Se les llena la boca de “democracia” de puertas a fuera y la desprestigian y embarran al interior de sus formaciones. La dictadura de voto, perdón la disciplina de voto, impuesta por los mandamases de los partidos, no ha sido respetada por algunos, pero no duden que serán severamente castigados, según los democráticos criterios de los reglamentos internos. ¿Democracia? Sí, pero siempre que hagas lo que yo ordeno y mando.

Y es que en palabras de Noam Chomsky lingüista, filósofo y politólogo estadounidense: Si no desarrollas una cultura democrática constante y viva, capaz de implicar a los candidatos, ellos no van a hacer las cosas por las que los votaste. Introducir una papeleta en una urna y luego marcharse a casita no va a cambiar las cosas. Todos quieren tocar poder, así que borrón y cuenta nueva ¿los ciudadanos? Pues al cajón hasta las próximas elecciones.

El bipartidismo ha sido sustituido por el “multi-bloquismo”: bloque reformista, bloque conservador, bloque progresista, bloque independentista, bloque liberal, bloque golpista y algún que otro bloque surrealista. No importa el color – azul, rojo, morado, verde o multicolor – el caso es que la suma dé para pillar poder. ¿Los principios y valores? No importan, como decía Groucho Marx, si estos no le gustan, tenemos otros.

En Jerez de los Caballeros (Badajoz) el único concejal de Podemos le roba la alcaldía al PSOE con los votos de PP y Ciudadanos. En Samaniego (Álava) el Partido Socialista de Euskadi concede la alcaldía a EH Bildu. A VOX le fue suficiente con amargar un rechazo a los presupuestos de la Junta de Andalucía, presidida por “la derechita cobarde” y “los naranjitas veletas” para lograr pingües beneficios en otras comunidades y ayuntamientos. Te cambio la alcaldía de Madrid por la de Guadalajara.  ¿Qué no es posible un pacto que convenga? Pues alcaldías compartidas, gobernamos dos años cada uno y listo, como en Albacete, Ciudad Real, donde se turnarán PSOE y Ciudadanos, aunque los votantes socialistas le gritarán a Pedro Sánchez, la misma noche que gano las elecciones generales: Con Rivera no, con Rivera no.

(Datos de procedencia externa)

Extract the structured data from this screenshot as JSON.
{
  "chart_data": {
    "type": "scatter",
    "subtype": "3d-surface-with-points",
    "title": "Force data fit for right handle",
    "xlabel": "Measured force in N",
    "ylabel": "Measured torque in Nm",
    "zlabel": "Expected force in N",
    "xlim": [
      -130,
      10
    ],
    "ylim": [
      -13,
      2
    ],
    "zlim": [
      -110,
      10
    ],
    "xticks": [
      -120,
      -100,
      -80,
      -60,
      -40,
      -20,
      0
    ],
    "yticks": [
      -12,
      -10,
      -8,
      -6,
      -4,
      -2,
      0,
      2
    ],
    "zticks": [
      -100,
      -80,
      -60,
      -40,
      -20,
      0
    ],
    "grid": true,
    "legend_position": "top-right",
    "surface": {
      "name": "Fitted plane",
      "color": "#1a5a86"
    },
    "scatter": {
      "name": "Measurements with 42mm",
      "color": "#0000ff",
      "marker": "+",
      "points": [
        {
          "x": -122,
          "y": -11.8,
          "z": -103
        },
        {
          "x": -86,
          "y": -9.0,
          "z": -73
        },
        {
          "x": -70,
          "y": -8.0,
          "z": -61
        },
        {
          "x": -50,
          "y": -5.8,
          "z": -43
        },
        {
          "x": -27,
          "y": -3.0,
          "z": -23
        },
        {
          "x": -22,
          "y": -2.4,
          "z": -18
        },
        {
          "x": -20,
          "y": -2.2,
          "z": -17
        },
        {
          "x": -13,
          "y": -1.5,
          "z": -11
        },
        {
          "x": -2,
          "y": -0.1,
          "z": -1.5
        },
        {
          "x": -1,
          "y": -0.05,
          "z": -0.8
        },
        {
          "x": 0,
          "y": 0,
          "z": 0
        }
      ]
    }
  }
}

Tampoco en nuestra región no salvamos de la rapiña política. Te dejo la presidencia de la Junta a cambio de 4 o 5 concejalías, la portavocía regional y me olvido de eso de la “regeneración democrática”. Pues yo me voto a mí mismo, dice VOX, y así dejo a los naranjitos sin la alcaldía de Burgos. Y el mercadeo continúa.

Creo que todo este sainete que estamos viviendo, queda muy bien reflejado en las palabras del dramaturgo irlandés Bernard Shaw: La democracia es el proceso que garantiza que no seamos gobernados mejor de lo que nos merecemos.